With Soundhawk’s smartphone app, a wearer can adjust sound frequencies on an intuitive 2D grid, emphasizing short-range conversational speech and de-emphasizing background noise. There are millions of possible auditory profiles. The system also includes a wireless microphone that pipes sound into the earpiece. A user can place the mic next to the person he’s chatting with to narrow Soundhawk’s range further.
For a demonstration at the startup’s small offices in Cupertino, Calif., Soundhawk CEO Michael Kisch pipes loud background noise from a cafe through a speaker. Amid the burble of voices it’s difficult to hear anyone in the conference room, let alone Kisch, formerly senior director of telepresence marketing at Cisco, who joined Soundhawk last year. But a reporter is wearing the Soundhawk headset in one ear, and after testing a few frequency ranges on the app, the chatter falls away, leaving crisp, clear conversation. The wearer can then save settings for that location on his phone, name it (“coffee shop”), and call back those settings the next time he visits.
Soundhawk is the result of three decades of Perkins’s work. He says the idea really started to gel at Sound ID, a Bluetooth headset maker he founded in 2000. There, he applied cutting-edge ear science to consumer electronics. (He unsuccessfully pitched Steve Jobs over lunch to use Sound ID’s technology in the original iPhone.) Having spent many years tweaking conventional hearing aids, he acknowledges that the shortcomings of the underlying technology go beyond the cosmetic. They tend to amplify all sounds equally, exhausting patients with cognitive overload in noisy settings. They’re expensive, especially given the costs of fitting and follow-up service. And there’s a stigma. Perkins says the phrase “hearing aid” bugs him. “I don’t even like ‘earpiece,’ ” he says. “It sounds like a toupee. It has a disability feel to it.”

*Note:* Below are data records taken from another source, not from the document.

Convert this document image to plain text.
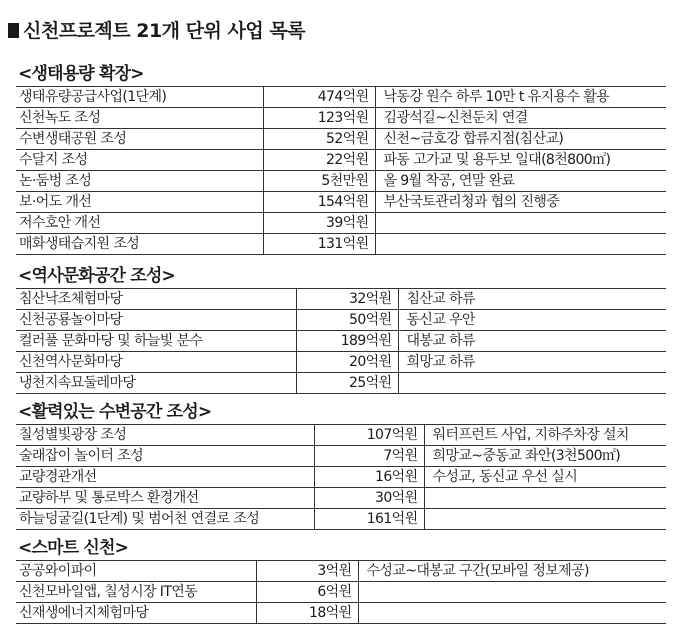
신천프로젝트 21개 단위 사업 목록
<생태용량 확장>
생태유량공급사업(1단계)	474억원	낙동강 원수 하루 10만 t 유지용수 활용
신천녹도 조성	123억원	김광석길~신천둔치 연결
수변생태공원 조성	52억원	신천~금호강 합류지점(침산교)
수달지 조성	22억원	파동 고가교 및 용두보 일대(8천800㎡)
논·둠벙 조성	5천만원	올 9월 착공, 연말 완료
보·어도 개선	154억원	부산국토관리청과 협의 진행중
저수호안 개선	39억원	
매화생태습지원 조성	131억원	
<역사문화공간 조성>
침산낙조체험마당	32억원	침산교 하류
신천공룡놀이마당	50억원	동신교 우안
컬러풀 문화마당 및 하늘빛 분수	189억원	대봉교 하류
신천역사문화마당	20억원	희망교 하류
냉천지속묘둘레마당	25억원	
<활력있는 수변공간 조성>
칠성별빛광장 조성	107억원	워터프런트 사업, 지하주차장 설치
술래잡이 놀이터 조성	7억원	희망교~중동교 좌안(3천500㎡)
교량경관개선	16억원	수성교, 동신교 우선 실시
교량하부 및 통로박스 환경개선	30억원	
하늘덩굴길(1단계) 및 범어천 연결로 조성	161억원	
<스마트 신천>
공공와이파이	3억원	수성교~대봉교 구간(모바일 정보제공)
신천모바일앱, 칠성시장 IT연동	6억원	
신재생에너지체험마당	18억원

Perkins estimates that between 700 million and 900 million people worldwide who don’t qualify as hearing-impaired nonetheless occasionally strain to hear. In the U.S., the Food and Drug Administration opened the path to this market in 2009 by creating a new classification called personal sound amplification products. PSAPs aren’t covered by Medicare, and their producers aren’t allowed to make health claims, although that doesn’t stop people with more serious hearing problems from trying them.

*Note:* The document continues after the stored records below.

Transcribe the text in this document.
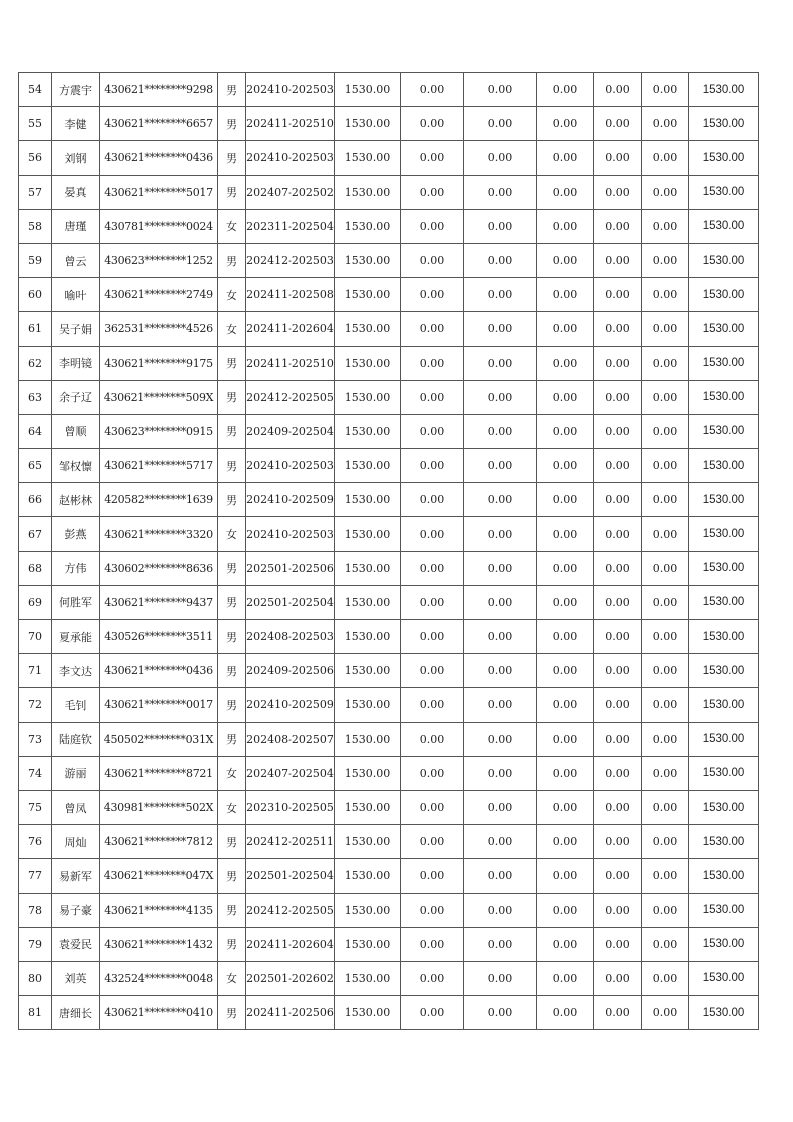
54	方震宇	430621********9298	男	202410-202503	1530.00	0.00	0.00	0.00	0.00	0.00	1530.00
55	李健	430621********6657	男	202411-202510	1530.00	0.00	0.00	0.00	0.00	0.00	1530.00
56	刘钢	430621********0436	男	202410-202503	1530.00	0.00	0.00	0.00	0.00	0.00	1530.00
57	晏真	430621********5017	男	202407-202502	1530.00	0.00	0.00	0.00	0.00	0.00	1530.00
58	唐瑾	430781********0024	女	202311-202504	1530.00	0.00	0.00	0.00	0.00	0.00	1530.00
59	曾云	430623********1252	男	202412-202503	1530.00	0.00	0.00	0.00	0.00	0.00	1530.00
60	喻叶	430621********2749	女	202411-202508	1530.00	0.00	0.00	0.00	0.00	0.00	1530.00
61	吴子娟	362531********4526	女	202411-202604	1530.00	0.00	0.00	0.00	0.00	0.00	1530.00
62	李明镜	430621********9175	男	202411-202510	1530.00	0.00	0.00	0.00	0.00	0.00	1530.00
63	余子辽	430621********509X	男	202412-202505	1530.00	0.00	0.00	0.00	0.00	0.00	1530.00
64	曾顺	430623********0915	男	202409-202504	1530.00	0.00	0.00	0.00	0.00	0.00	1530.00
65	邹权懔	430621********5717	男	202410-202503	1530.00	0.00	0.00	0.00	0.00	0.00	1530.00
66	赵彬林	420582********1639	男	202410-202509	1530.00	0.00	0.00	0.00	0.00	0.00	1530.00
67	彭燕	430621********3320	女	202410-202503	1530.00	0.00	0.00	0.00	0.00	0.00	1530.00
68	方伟	430602********8636	男	202501-202506	1530.00	0.00	0.00	0.00	0.00	0.00	1530.00
69	何胜军	430621********9437	男	202501-202504	1530.00	0.00	0.00	0.00	0.00	0.00	1530.00
70	夏承能	430526********3511	男	202408-202503	1530.00	0.00	0.00	0.00	0.00	0.00	1530.00
71	李文达	430621********0436	男	202409-202506	1530.00	0.00	0.00	0.00	0.00	0.00	1530.00
72	毛钊	430621********0017	男	202410-202509	1530.00	0.00	0.00	0.00	0.00	0.00	1530.00
73	陆庭钦	450502********031X	男	202408-202507	1530.00	0.00	0.00	0.00	0.00	0.00	1530.00
74	游丽	430621********8721	女	202407-202504	1530.00	0.00	0.00	0.00	0.00	0.00	1530.00
75	曾凤	430981********502X	女	202310-202505	1530.00	0.00	0.00	0.00	0.00	0.00	1530.00
76	周灿	430621********7812	男	202412-202511	1530.00	0.00	0.00	0.00	0.00	0.00	1530.00
77	易新军	430621********047X	男	202501-202504	1530.00	0.00	0.00	0.00	0.00	0.00	1530.00
78	易子豪	430621********4135	男	202412-202505	1530.00	0.00	0.00	0.00	0.00	0.00	1530.00
79	袁爱民	430621********1432	男	202411-202604	1530.00	0.00	0.00	0.00	0.00	0.00	1530.00
80	刘英	432524********0048	女	202501-202602	1530.00	0.00	0.00	0.00	0.00	0.00	1530.00
81	唐细长	430621********0410	男	202411-202506	1530.00	0.00	0.00	0.00	0.00	0.00	1530.00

Simpler hearing-strengthening apps have been around for years, but competitors with their own Bluetooth-style phone receivers are now crowding into the minimally regulated business. Leading companies include Sound World Solutions in Park Ridge, Ill., and SoundFest in Needham, Mass. “It will be difficult for all these companies to find a market,” says Richard Einhorn, a composer and advocate for hearing-loss sufferers. “There are a lot of very poor PSAPs on the market all selling at roughly the same price, and the consumer does not know whether they are going to get a piece of garbage or something very sophisticated.”

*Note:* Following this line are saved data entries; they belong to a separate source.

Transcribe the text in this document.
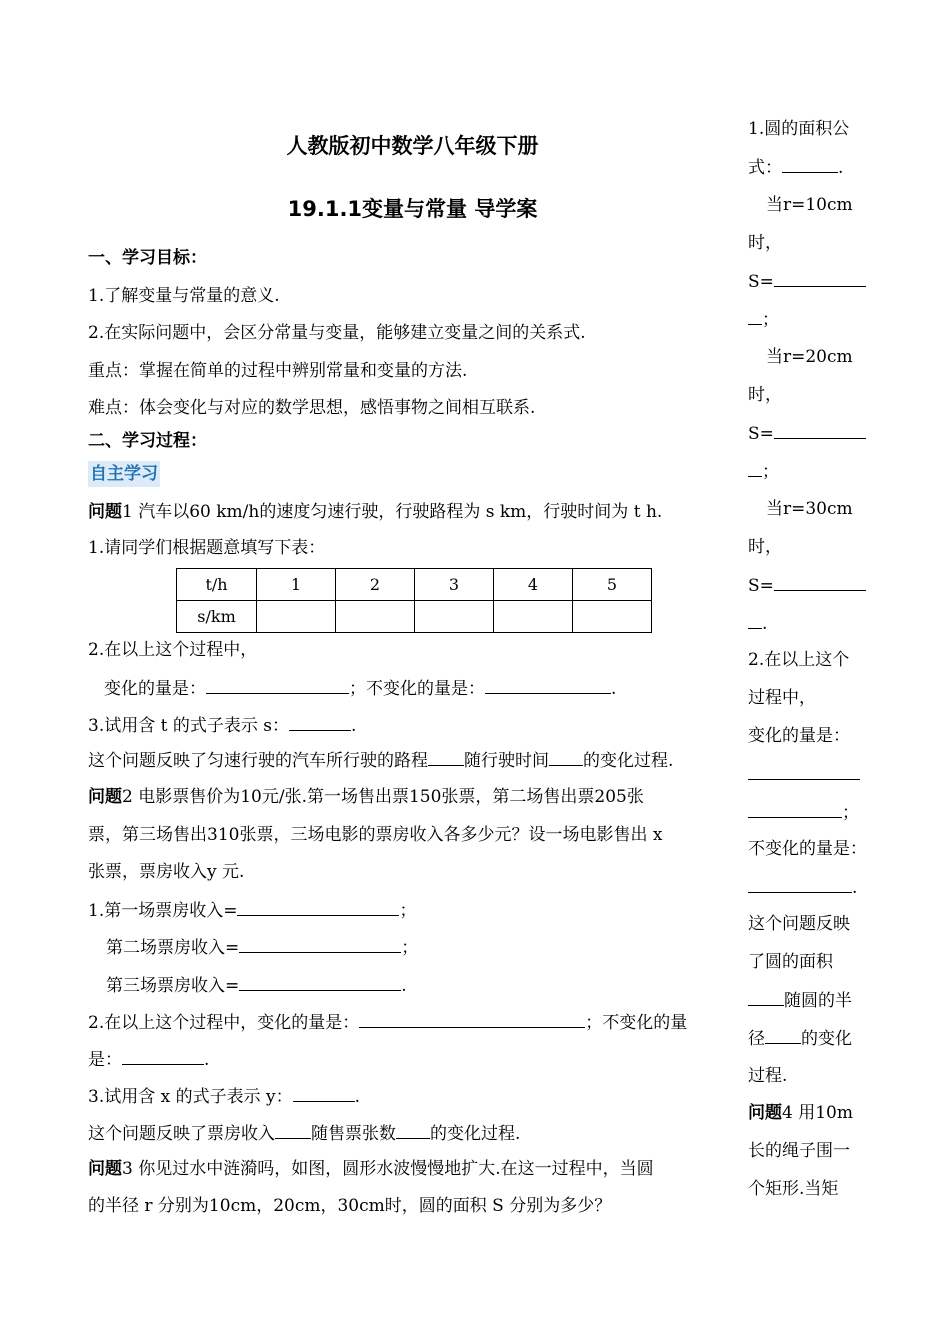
人教版初中数学八年级下册
19.1.1变量与常量 导学案
一、学习目标：
1.了解变量与常量的意义.
2.在实际问题中，会区分常量与变量，能够建立变量之间的关系式.
重点：掌握在简单的过程中辨别常量和变量的方法.
难点：体会变化与对应的数学思想，感悟事物之间相互联系.
二、学习过程：
自主学习
问题1 汽车以60 km/h的速度匀速行驶，行驶路程为 s km，行驶时间为 t h.
1.请同学们根据题意填写下表：
t/h	1	2	3	4	5
s/km					
2.在以上这个过程中，
变化的量是：	；不变化的量是：	.
3.试用含 t 的式子表示 s：	.
这个问题反映了匀速行驶的汽车所行驶的路程 随行驶时间 的变化过程.
问题2 电影票售价为10元/张.第一场售出票150张票，第二场售出票205张
票，第三场售出310张票，三场电影的票房收入各多少元？设一场电影售出 x
张票，票房收入y 元.
1.第一场票房收入=	；
第二场票房收入=	；
第三场票房收入=	.
2.在以上这个过程中，变化的量是：	；不变化的量
是：	.
3.试用含 x 的式子表示 y：	.
这个问题反映了票房收入 随售票张数 的变化过程.
问题3 你见过水中涟漪吗，如图，圆形水波慢慢地扩大.在这一过程中，当圆
的半径 r 分别为10cm，20cm，30cm时，圆的面积 S 分别为多少？
1.圆的面积公
式：	.
当r=10cm
时，
S=
；
当r=20cm
时，
S=
；
当r=30cm
时，
S=
.
2.在以上这个
过程中，
变化的量是：
；
不变化的量是：
.
这个问题反映
了圆的面积
随圆的半
径 的变化
过程.
问题4 用10m
长的绳子围一
个矩形.当矩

Soundhawk’s investors are betting Perkins can stand out from the competition. “He started 14 companies and took four of them public. I don’t think he has ever lost money,” says Puneet Agarwal, a partner at True Ventures. “Everything he does is rooted in deep science. This is not your fly-by-night mobile application.” Agarwal also marvels, as does everyone else, that Perkins is still starting companies at his age. Even though he stopped treating patients in 2004, Perkins says his current work keeps him practicing a form of medicine, exploiting his knowledge and experience to affect millions of patients he’ll never see. “Retirement is doing what you want,” he says. “This is what I love to do.”